Before starting any exam revision, it’s important to take time to think about what is being examined. In some exams all topics are covered. In others, some aspects have been assessed using coursework and only certain topics are included in the exam paper. So you’ll need to be clear about which topics could be included in the exam. Some students look back at past papers and try to work out which topics are most likely to appear by looking for those which haven’t been on a recent paper. This is a risky process. Unless a tutor has specifically indicated that some topics will not be examined, there is no guarantee that this will be the case.
It’s also important to understand the length and the structure of the exam. How many questions will there be? Will they require short answers, long essay style answers or are they multi-choice questions? It’s also important to know whether all questions are compulsory or whether students will be allowed to choose to answer a certain number of questions. Again, care needs to be taken here. If, for example, the requirement is to answer four out of eight questions, revising just four topics could be risky. Not all topics may have questions and it’s possible that the question on a topic you’ve revised is wording in a way that you feel unable to answer. It’s also possible that one question will draw on learning from more than one topic area.

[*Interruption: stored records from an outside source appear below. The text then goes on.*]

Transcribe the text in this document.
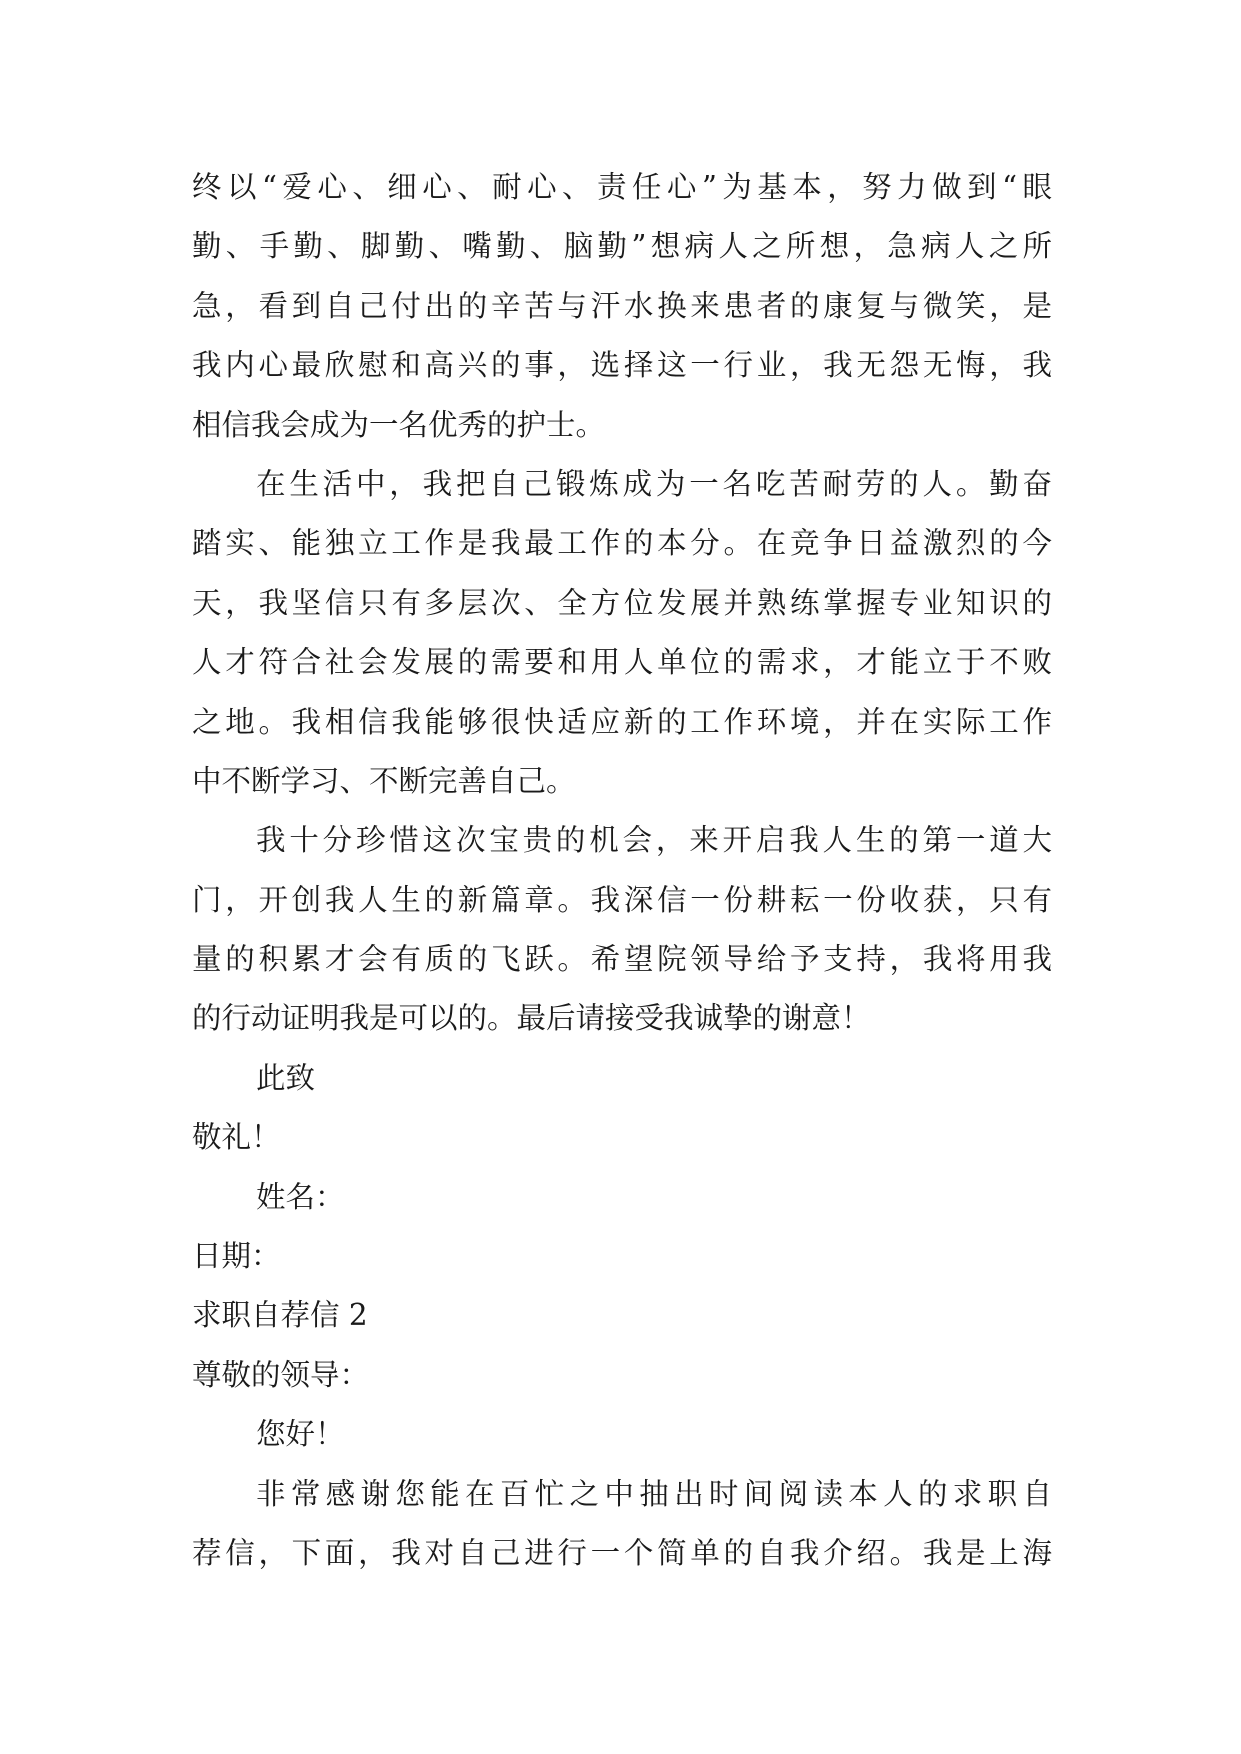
终以“爱心、细心、耐心、责任心”为基本，努力做到“眼
勤、手勤、脚勤、嘴勤、脑勤”想病人之所想，急病人之所
急，看到自己付出的辛苦与汗水换来患者的康复与微笑，是
我内心最欣慰和高兴的事，选择这一行业，我无怨无悔，我
相信我会成为一名优秀的护士。
在生活中，我把自己锻炼成为一名吃苦耐劳的人。勤奋
踏实、能独立工作是我最工作的本分。在竞争日益激烈的今
天，我坚信只有多层次、全方位发展并熟练掌握专业知识的
人才符合社会发展的需要和用人单位的需求，才能立于不败
之地。我相信我能够很快适应新的工作环境，并在实际工作
中不断学习、不断完善自己。
我十分珍惜这次宝贵的机会，来开启我人生的第一道大
门，开创我人生的新篇章。我深信一份耕耘一份收获，只有
量的积累才会有质的飞跃。希望院领导给予支持，我将用我
的行动证明我是可以的。最后请接受我诚挚的谢意！
此致
敬礼！
姓名：
日期：
求职自荐信 2
尊敬的领导：
您好！
非常感谢您能在百忙之中抽出时间阅读本人的求职自
荐信，下面，我对自己进行一个简单的自我介绍。我是上海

It’s important to understand what the examiners expect. This information can be found by reading past examiners reports or by asking a tutor for advice. Usually, just learning facts and being able to reproduce them will be insufficient. Examiners are likely to look for analysis of facts, and application of material to the question asked.
Some exams are ‘open book’ which means that certain books or notes can be brought into the exam. Students should check whether this is the case. If books can be taken into the exam it is important to check whether they can be annotated in any way.